No Brasil ainda há catolicismo ? Cada vez mais percebo que o pouco de catolicismo que há aqui se resume a um punhado de padres e bispos – em número muito pequeno – e de fiéis – também em número pequeníssimo- que ainda resistem a onda de destruição progressiva e progressista da Igreja no Brasil.
Mas se aqui as coisas vão muito mal em Roma também não é muito diferente.Deus nos ajude!
“Si cum Iesuitis, non cum Iesu itis.”
Já se disse, “retoricamente”, que os santos sofrem mais no céu depois tendo que aturar os representantes de seus nome aqui na igreja militante. :)
Jorge, sem entrar no mérito da qualidade do texto ou mesmo das intenções e da catolicidade do autor, penso que afirmações tão categóricas baseadas apenas numa parte de uma longa série de textos é uma temeridade. No mínimo, ao considerar o que pensaria o católico que vier a ler a coluna, uma diferenciação entre leitor eventual e habitual deveria ter sido feita. Acho que você poderia ter procurado conhecer o conteúdo de toda a sequência de textos (certamente encontraria um monte de problemas, saindo da pena de quem saiu), preferencialmente aguardando a conclusão (estou com o pensamento “poliana” de que ainda não acabou), para fazer um julgamento mais embasado, sem riscos de exceder os limites da justiça e da caridade.

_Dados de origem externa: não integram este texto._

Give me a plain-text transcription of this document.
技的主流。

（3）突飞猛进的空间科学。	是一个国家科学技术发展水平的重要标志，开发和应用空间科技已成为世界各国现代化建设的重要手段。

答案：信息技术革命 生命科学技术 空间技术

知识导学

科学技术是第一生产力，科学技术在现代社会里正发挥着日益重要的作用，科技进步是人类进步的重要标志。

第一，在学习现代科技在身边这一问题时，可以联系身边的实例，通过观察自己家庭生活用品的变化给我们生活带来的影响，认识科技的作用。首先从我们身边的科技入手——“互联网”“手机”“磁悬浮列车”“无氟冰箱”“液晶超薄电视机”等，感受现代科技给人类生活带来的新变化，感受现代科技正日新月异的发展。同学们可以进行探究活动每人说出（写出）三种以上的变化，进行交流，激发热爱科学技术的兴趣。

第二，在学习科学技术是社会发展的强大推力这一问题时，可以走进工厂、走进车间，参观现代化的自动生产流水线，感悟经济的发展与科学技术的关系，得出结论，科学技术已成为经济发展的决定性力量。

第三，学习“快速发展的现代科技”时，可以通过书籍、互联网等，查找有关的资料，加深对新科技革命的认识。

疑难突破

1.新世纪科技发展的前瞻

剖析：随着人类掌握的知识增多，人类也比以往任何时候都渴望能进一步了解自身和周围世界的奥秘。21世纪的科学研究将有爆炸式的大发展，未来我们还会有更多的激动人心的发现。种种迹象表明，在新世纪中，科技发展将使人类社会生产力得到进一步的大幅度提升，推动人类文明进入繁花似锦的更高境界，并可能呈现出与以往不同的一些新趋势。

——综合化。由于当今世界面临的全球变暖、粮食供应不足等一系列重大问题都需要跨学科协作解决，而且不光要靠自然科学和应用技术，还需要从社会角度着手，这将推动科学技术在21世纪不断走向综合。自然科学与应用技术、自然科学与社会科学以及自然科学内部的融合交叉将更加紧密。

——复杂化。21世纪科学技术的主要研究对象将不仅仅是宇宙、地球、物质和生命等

O espaço da coluna é exíguo, certamente inadequado para o tema que resolveram colocar por lá, mas uma coisa é criticar a forma como se editou a série de textos e outra é analisar um fragmento de um “estudo” completamente descontextualizado. Evidentemente você tem a graça de não usarem O Domingo em sua paróquia, então já vou te avisando que se trata de uma longa (e enfadonha e nada edificante, como costumam ser as colunas de O Domingo) série de textos sobre “caminhos”. Não estou afirmando que a análise do conjunto dos textos te levará a uma conclusão diferente da aqui apresentada. Por exeperiência, sequer tive o interesse de ler com atenção. Mas evitando escrever de forma intempestiva você não correria o risco, como está correndo agora, de se ver pendurado na “retórica do paraquedista” ;)
Graça e paz, amigos!
Pelo que pude ver, trata-se de extratos ou sínteses dos capitulos de um libro de mesmo nome (Caminhos de existência)em que o autor faz uma apresentação das várias propostas de encarar o mundo moderno e de tentar responder ou sufocar suas perguntas… Semana passada o tema foi “O caminho da razão humana sem Deus” e nos jornais que vi, até o dia 06/11 (Caminhos… nº 24) ainda continua a apresentação e nem dá pra saber que tipo de conclusão terá e nem quando acabará.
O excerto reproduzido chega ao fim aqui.